これまで音楽や映画について書き散らかして参りましたが、いわゆる邦題という奴についてクサクサしたことは一度や二度ではなかった気がします*1


冷静になって考えると、どんな題名をつけようがそれは身銭を切った製作者の方々の勝手。上手くいかなければ損する(あるいは恥をかく)のは彼らなのであって自分ではありません。

それなのにイチャモンつけるのは、或る作品の内容(本質)が如何に素晴らしくとも題名一つでその本質的な価値すらを損ねかねないと思うからです。


そんな具合に勝手に使命感に燃えて、時に感銘を受け、時に憤ってきたわけですが、かくも業の深い「題名」という存在の性質を徹底的に掘り下げたのが本作「ぐっとくる題名」です*2 *3


本書の実のところの著者である小説家長嶋有氏については、ずいぶん以前に書いたレビューで言及したことがあります。彼の小説に漂う「上の空」感について触れたものでした。

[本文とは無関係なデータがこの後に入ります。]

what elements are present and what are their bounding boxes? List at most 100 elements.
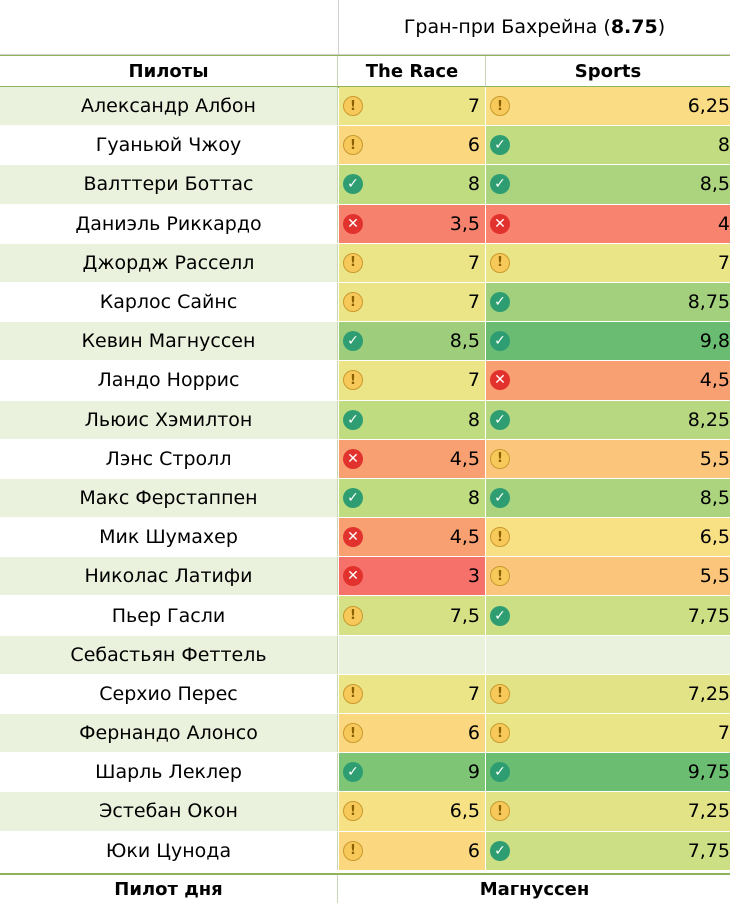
table-row: Мик Шумахер ✕ 4,5! 6,5 [0,518,730,558]
sports-score-cell[interactable]: ✓ 8,5 [486,478,730,518]
driver-name-cell[interactable]: Мик Шумахер [0,518,338,557]
header-drivers[interactable]: Пилоты [0,56,338,86]
the-race-score-value: 7 [467,369,480,392]
check-icon: ✓ [490,762,510,783]
table-row: Карлос Сайнс! 7 ✓ 8,75 [0,282,730,323]
the-race-score-value: 8 [467,173,480,196]
driver-name-cell[interactable]: Льюис Хэмилтон [0,400,338,439]
the-race-score-cell[interactable]: ✕ 4,5 [339,518,486,557]
the-race-score-cell[interactable]: ! 6 [339,714,486,753]
check-icon: ✓ [490,331,510,352]
driver-name-cell[interactable]: Эстебан Окон [0,792,338,831]
sports-score-cell[interactable]: ! 7,25 [486,792,730,831]
the-race-score-cell[interactable]: ! 7 [339,243,486,282]
driver-name-cell[interactable]: Даниэль Риккардо [0,204,338,243]
table-row: Эстебан Окон! 6,5! 7,25 [0,792,730,832]
warning-icon: ! [490,252,510,273]
the-race-score-cell[interactable]: ! 7 [339,282,486,322]
the-race-score-cell[interactable]: ✓ 9 [339,753,486,792]
sports-score-value: 6,5 [699,526,730,549]
the-race-score-cell[interactable]: ! 7,5 [339,596,486,635]
header-source-2[interactable]: Sports [574,60,642,82]
sports-score-cell[interactable]: ! 7 [486,243,730,282]
race-title[interactable]: Гран-при Бахрейна (8.75) [339,0,730,55]
sports-score-cell[interactable]: ✓ 8 [486,126,730,165]
driver-name-cell[interactable]: Шарль Леклер [0,753,338,792]
the-race-score-cell[interactable] [339,635,486,674]
sports-score-cell[interactable]: ✓ 9,8 [486,322,730,361]
the-race-score-value: 6 [467,839,480,862]
title-blank-cell[interactable] [0,0,339,55]
cross-icon: ✕ [343,566,363,587]
sports-score-cell[interactable]: ✕ 4 [486,204,730,243]
sports-score-cell[interactable]: ✓ 9,75 [486,753,730,792]
driver-name-cell[interactable]: Пьер Гасли [0,596,338,635]
the-race-score-cell[interactable]: ✕ 3,5 [339,204,486,243]
warning-icon: ! [343,605,363,626]
the-race-score-cell[interactable]: ! 7 [339,674,486,713]
the-race-score-value: 8 [467,486,480,509]
sports-score-cell[interactable]: ✓ 8,25 [486,400,730,439]
sports-score-cell[interactable]: ! 6,25 [486,87,730,126]
the-race-score-cell[interactable]: ✓ 8 [339,400,486,439]
table-row: Валттери Боттас ✓ 8 ✓ 8,5 [0,165,730,205]
driver-name-cell[interactable]: Серхио Перес [0,674,338,713]
header-source-1[interactable]: The Race [339,56,486,86]
driver-name-cell[interactable]: Юки Цунода [0,831,338,870]
driver-name-cell[interactable]: Карлос Сайнс [0,282,338,322]
sports-score-cell[interactable]: ! 7 [486,714,730,753]
table-row: Пьер Гасли! 7,5 ✓ 7,75 [0,596,730,636]
the-race-score-cell[interactable]: ! 6,5 [339,792,486,831]
sports-score-cell[interactable]: ✕ 4,5 [486,361,730,400]
sports-score-value: 9,75 [687,761,730,784]
driver-name-cell[interactable]: Гуаньюй Чжоу [0,126,338,165]
sports-score-cell[interactable]: ! 5,5 [486,439,730,478]
sports-score-cell[interactable]: ! 6,5 [486,518,730,557]
the-race-score-cell[interactable]: ! 6 [339,126,486,165]
driver-name-cell[interactable]: Николас Латифи [0,557,338,596]
the-race-score-value: 9 [467,761,480,784]
sports-score-cell[interactable]: ! 5,5 [486,557,730,596]
sports-score-value: 7 [717,722,730,745]
sports-score-cell[interactable]: ! 7,25 [486,674,730,713]
footer-value[interactable]: Магнуссен [479,878,590,900]
warning-icon: ! [490,527,510,548]
warning-icon: ! [490,566,510,587]
driver-name-cell[interactable]: Джордж Расселл [0,243,338,282]
check-icon: ✓ [343,409,363,430]
sports-score-cell[interactable]: ✓ 7,75 [486,596,730,635]
the-race-score-cell[interactable]: ! 7 [339,87,486,126]
the-race-score-cell[interactable]: ✕ 3 [339,557,486,596]
the-race-score-cell[interactable]: ✕ 4,5 [339,439,486,478]
check-icon: ✓ [343,487,363,508]
driver-name-cell[interactable]: Фернандо Алонсо [0,714,338,753]
driver-name-cell[interactable]: Лэнс Стролл [0,439,338,478]
race-title-suffix: ) [657,16,666,38]
the-race-score-value: 6 [467,134,480,157]
the-race-score-cell[interactable]: ! 7 [339,361,486,400]
the-race-score-value: 7 [467,291,480,314]
driver-name-cell[interactable]: Александр Албон [0,87,338,126]
sports-score-cell[interactable]: ✓ 8,5 [486,165,730,204]
sports-score-value: 7,75 [687,839,730,862]
the-race-score-cell[interactable]: ✓ 8 [339,478,486,518]
cross-icon: ✕ [343,527,363,548]
sports-score-cell[interactable]: ✓ 8,75 [486,282,730,322]
warning-icon: ! [490,801,510,822]
driver-name-cell[interactable]: Макс Ферстаппен [0,478,338,518]
sports-score-cell[interactable] [486,635,730,674]
the-race-score-cell[interactable]: ✓ 8 [339,165,486,204]
driver-name-cell[interactable]: Кевин Магнуссен [0,322,338,361]
race-rating: 8.75 [610,16,658,38]
sports-score-cell[interactable]: ✓ 7,75 [486,831,730,870]
table-row: Серхио Перес! 7! 7,25 [0,674,730,714]
sports-score-value: 4,5 [699,369,730,392]
the-race-score-cell[interactable]: ✓ 8,5 [339,322,486,361]
warning-icon: ! [490,723,510,744]
the-race-score-cell[interactable]: ! 6 [339,831,486,870]
footer-label[interactable]: Пилот дня [0,875,338,903]
driver-name-cell[interactable]: Ландо Норрис [0,361,338,400]
driver-name-cell[interactable]: Себастьян Феттель [0,635,338,674]
warning-icon: ! [343,292,363,313]
driver-name-cell[interactable]: Валттери Боттас [0,165,338,204]
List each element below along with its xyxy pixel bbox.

小説のみならずエッセイにおいても「弟子が欲しい。そして命名したい」などといった全くもって上の空な主張を展開する長嶋氏ですが、ブルボン小林という別名の下ではその傾向に拍車がかかり、実に実のない話題に真正面から(ときに恥ずかしがるフリをしつつ)取り組み、恥ずかしげも無く(ときに言い訳しながら)細部に渡って分析しております。


分析の対象は題名の通り、まさしく「題名」だけ。内容もしくはコンテンツには(ほぼ)関心が払われません。

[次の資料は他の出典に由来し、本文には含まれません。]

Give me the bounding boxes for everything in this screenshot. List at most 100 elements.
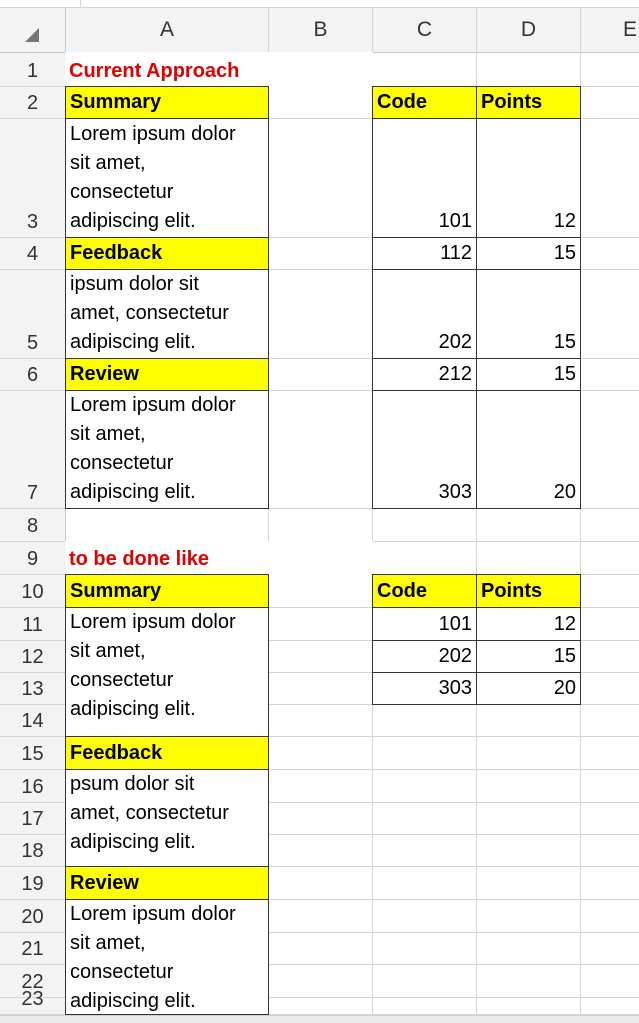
- points-cell[interactable]: 15: [476, 269, 581, 359]
- grid-cell[interactable]: [477, 770, 581, 803]
- row-header-15[interactable]: 15: [0, 737, 66, 770]
- section-label[interactable]: Review: [65, 358, 269, 391]
- row-header-16[interactable]: 16: [0, 770, 66, 803]
- table-header-points[interactable]: Points: [476, 86, 581, 119]
- row-header-2[interactable]: 2: [0, 87, 66, 119]
- points-cell[interactable]: 12: [476, 118, 581, 238]
- grid-cell[interactable]: [581, 608, 639, 641]
- grid-cell[interactable]: [269, 391, 373, 509]
- grid-cell[interactable]: [477, 705, 581, 737]
- row-header-10[interactable]: 10: [0, 575, 66, 608]
- grid-cell[interactable]: [581, 770, 639, 803]
- select-all-button[interactable]: [0, 8, 66, 53]
- grid-cell[interactable]: [581, 542, 639, 575]
- section-text[interactable]: ipsum dolor sit amet, consectetur adipis…: [65, 269, 269, 359]
- grid-cell[interactable]: [581, 933, 639, 965]
- grid-cell[interactable]: [477, 53, 581, 87]
- grid-cell[interactable]: [373, 542, 477, 575]
- code-cell[interactable]: 212: [372, 358, 477, 391]
- grid-cell[interactable]: [373, 965, 477, 998]
- table-header-code[interactable]: Code: [372, 86, 477, 119]
- grid-cell[interactable]: [373, 835, 477, 867]
- grid-cell[interactable]: [269, 998, 373, 1015]
- grid-cell[interactable]: [373, 867, 477, 900]
- row-header-20[interactable]: 20: [0, 900, 66, 933]
- grid-cell[interactable]: [581, 673, 639, 705]
- column-header-a[interactable]: A: [66, 8, 269, 53]
- grid-cell[interactable]: [581, 803, 639, 835]
- row-header-19[interactable]: 19: [0, 867, 66, 900]
- table-header-points[interactable]: Points: [476, 574, 581, 608]
- grid-cell[interactable]: [269, 238, 373, 270]
- grid-cell[interactable]: [269, 803, 373, 835]
- grid-cell[interactable]: [477, 509, 581, 542]
- section-title[interactable]: to be done like: [65, 541, 373, 575]
- row-header-13[interactable]: 13: [0, 673, 66, 705]
- column-header-e[interactable]: E: [581, 8, 639, 53]
- grid-cell[interactable]: [269, 509, 373, 542]
- code-cell[interactable]: 101: [372, 118, 477, 238]
- grid-cell[interactable]: [477, 737, 581, 770]
- grid-cell[interactable]: [581, 575, 639, 608]
- grid-cell[interactable]: [269, 575, 373, 608]
- section-text[interactable]: Lorem ipsum dolor sit amet, consectetur …: [65, 390, 269, 509]
- grid-cell[interactable]: [269, 867, 373, 900]
- grid-cell[interactable]: [581, 359, 639, 391]
- grid-cell[interactable]: [581, 835, 639, 867]
- points-cell[interactable]: 20: [476, 672, 581, 705]
- grid-cell[interactable]: [373, 770, 477, 803]
- row-header-14[interactable]: 14: [0, 705, 66, 737]
- grid-cell[interactable]: [581, 737, 639, 770]
- grid-cell[interactable]: [269, 737, 373, 770]
- section-label[interactable]: Summary: [65, 574, 269, 608]
- code-cell[interactable]: 303: [372, 390, 477, 509]
- grid-cell[interactable]: [477, 542, 581, 575]
- grid-cell[interactable]: [581, 641, 639, 673]
- grid-cell[interactable]: [581, 705, 639, 737]
- grid-cell[interactable]: [269, 900, 373, 933]
- row-header-6[interactable]: 6: [0, 359, 66, 391]
- grid-cell[interactable]: [269, 933, 373, 965]
- grid-cell[interactable]: [373, 933, 477, 965]
- grid-cell[interactable]: [581, 119, 639, 238]
- grid-cell[interactable]: [373, 998, 477, 1015]
- grid-cell[interactable]: [477, 998, 581, 1015]
- code-cell[interactable]: 112: [372, 237, 477, 270]
- points-cell[interactable]: 15: [476, 640, 581, 673]
- section-title[interactable]: Current Approach: [65, 52, 373, 87]
- points-cell[interactable]: 20: [476, 390, 581, 509]
- row-header-7[interactable]: 7: [0, 391, 66, 509]
- section-label[interactable]: Feedback: [65, 736, 269, 770]
- grid-cell[interactable]: [269, 673, 373, 705]
- grid-cell[interactable]: [581, 509, 639, 542]
- grid-cell[interactable]: [269, 608, 373, 641]
- code-cell[interactable]: 101: [372, 607, 477, 641]
- grid-cell[interactable]: [477, 933, 581, 965]
- row-header-5[interactable]: 5: [0, 270, 66, 359]
- grid-cell[interactable]: [269, 770, 373, 803]
- grid-cell[interactable]: [66, 509, 269, 542]
- row-header-17[interactable]: 17: [0, 803, 66, 835]
- grid-cell[interactable]: [269, 705, 373, 737]
- section-text[interactable]: Lorem ipsum dolor sit amet, consectetur …: [65, 118, 269, 238]
- grid-cell[interactable]: [581, 87, 639, 119]
- row-header-21[interactable]: 21: [0, 933, 66, 965]
- section-label[interactable]: Review: [65, 866, 269, 900]
- grid-cell[interactable]: [373, 803, 477, 835]
- row-header-11[interactable]: 11: [0, 608, 66, 641]
- section-text[interactable]: Lorem ipsum dolor sit amet, consectetur …: [65, 607, 269, 737]
- row-header-12[interactable]: 12: [0, 641, 66, 673]
- grid-cell[interactable]: [373, 53, 477, 87]
- section-label[interactable]: Summary: [65, 86, 269, 119]
- row-header-23[interactable]: 23: [0, 988, 66, 1015]
- row-header-3[interactable]: 3: [0, 119, 66, 238]
- column-header-b[interactable]: B: [269, 8, 373, 53]
- grid-cell[interactable]: [269, 835, 373, 867]
- grid-cell[interactable]: [581, 867, 639, 900]
- grid-cell[interactable]: [581, 53, 639, 87]
- section-text[interactable]: Lorem ipsum dolor sit amet, consectetur …: [65, 899, 269, 1015]
- grid-cell[interactable]: [373, 900, 477, 933]
- grid-cell[interactable]: [477, 965, 581, 998]
- code-cell[interactable]: 202: [372, 269, 477, 359]
- row-header-22[interactable]: 22: [0, 965, 66, 998]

もう言ってしまえば「どうでもいい」ことについて、ああでもないこうでもないと唸りつつ理屈を付け(ようと試み)なければ気がすまない、そんな著者の病的な性格は人に拠って「好き/嫌い」が激しく分かれそうな気がします。

ワタクシは、そこのところについて「好き」どころか、殆ど自分自身を見ているかのようにDNAが共振するのを感じるのであります。


ぐっとくる題名 (中公新書ラクレ)

ぐっとくる題名 (中公新書ラクレ)

*1:回数が多すぎるのでいちいちリンクを用意する気さえ失せる。「邦題」とでも入れて検索してみて頂きたい。

*2:そのまんまな題名だ。話は変わるが、余りに偏向的な内容に著写自身も気後れしているのか、カッコつきで自分で自分に突っ込むという考えようによっては救いようも無くイタい場面が本作では多く観られる。「本作『ぐっとくる題名』です(そのまんまだな)」というイメージ。

*3:「グっと来る」ではなく、「ぐっとくる」であるところにも著者の何らかの作為がこめられているのだろう。・・・と考えさせられている時点で自分のメンタリティが侵食されているのを感じる。ストーカー的な物言いであることは承知しているが。